How’d you make the transition to the life of a digital nomad?
Casey Flynn: You know that scene in Fight Club where Edward Norton blows up his condo and incinerates all of his stuff? That’s basically what I did. Only instead of a literal explosion, I just gave away everything I owned to my friends.
When the dust from that had settled, I was left with two suitcases full of all my physical possessions.
Since then, I’ve lived in a different country every month for the past year. Colombia, Germany, Singapore, England, France, Spain, Hong Kong, Japan, Korea, and more.
I usually rent an Airbnb for about a month to get the long term rental rate discount. I’ve developed an ability to very rapidly become comfortable with constantly being in new and very different environments. The variance in my daily workplace and “commute” is something I enjoy very much and helps me work better.
Do you work from a plan, or do you travel spontaneously?
Casey Flynn: I usually decide where I’m going next on a total whim, about a week or two in advance. In fact, I’ve had to smooth talk my way past immigration officials at certain borders who were very concerned about me lacking an exit flight when I entered a country.
What influences your choice to go to particular places?
Casey Flynn: My next destination is usually heavily influenced by casual invitations from friends that happen to live in certain places. There have been several occasions in the past year where I’ve decided in less than 5 minutes to move from one side of the planet to the other.
What logistical and planning tips do you have for creating a successful experience?
Casey Flynn: Show up at the airport on time. Other than that I would say it’s simple, more than you might expect. Just book a flight and get an Airbnb. Pro Tip: Get T-Mobile. T-Mobile’s network isn’t great in the United States, but internationally it’s amazing. Your cell phone magically just works almost everywhere you go.
What about your work and role at InVision makes being a digital nomad not just doable, but easy?
Casey Flynn: Naturally, our remote nature makes this possible and easy. I split my work day into multiple parts. Usually, I’ll spend half my day working alone, which is great for focusing. The other half is spent in contact with my team. It’s a great balance. There are advantages to being in different time zone—handing a 2 a.m. EST incident isn’t so unpleasant to deal with if you’re in Singapore and you just finished lunch!
What work challenges have you faced? Cultural ones?
Casey Flynn: Well, for one, when I left Colombia and went to Germany I kept saying “Gracias” to everyone that held a door open for me! Culturally, I think I’ve developed effective techniques for pantomime-based communication to get food at restaurants where I can’t speak the local language.
I switch back and forth so often between countries that drive on the left and the right side of the road, so sometimes I’m not sure which way to look when crossing the street.
Kidding aside—none of these “challenges” have really bothered me in the slightest. I think being a naturally easy going person helps a lot with living this lifestyle.
What’s different about working in a location versus visiting that place as a traveler or vacationer?
Casey Flynn: When you’re in a place for weeks to a month, you really begin to settle in and develop an intuitive feeling for what life is like in that location.

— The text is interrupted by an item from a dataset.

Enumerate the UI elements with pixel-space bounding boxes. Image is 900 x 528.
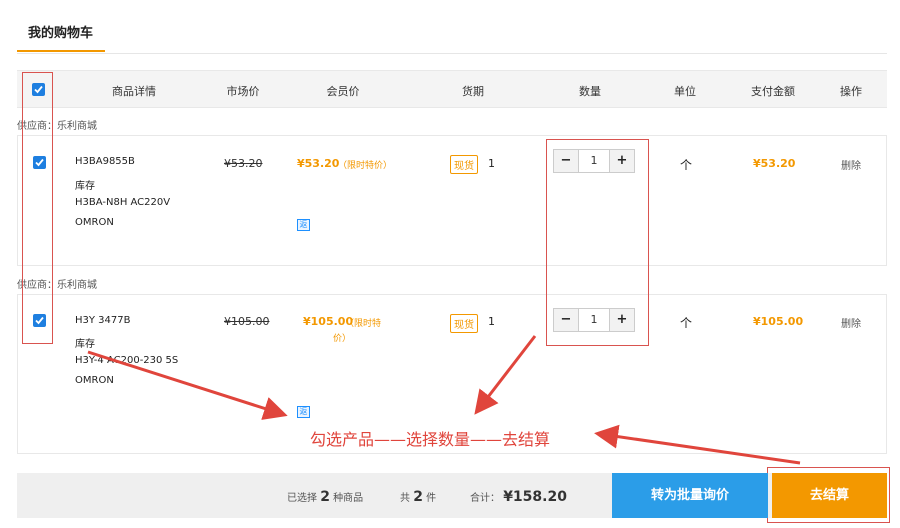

You are also likely going to have “normal” days where you casually go about exploring and living, whereas if you’re just a visitor in a new location you may try to maximize your time by packing in as many activities into the available time you have.
What do you wish you’d have known before you began your journey?
Casey Flynn: Honestly—nothing really. The experience and the discovery have been amazing. I feel if I had any sort of advance deep, detailed knowledge of how this lifestyle could be, it would have altered my experience.
What discoveries about living and working as a digital nomad have come as a surprise to you?
Casey Flynn: Through my travels, I’ve become more convinced that people everywhere are mostly similar. When we talk about people from different places, we may focus on the cultural differences between ourselves and those people. Focusing on those differences may lead us to feel as if we’re more different than we are similar. However, I think the opposite is far more true.
Casey Flynn: After a year of nearly constant traveling I’ve decided to try something new. I signed up for a Mandarin education program in Taipei, Taiwan. I will be studying Chinese in my spare time while progressing my career and skills as an engineer. My current plan is to spend at least one year in Taipei.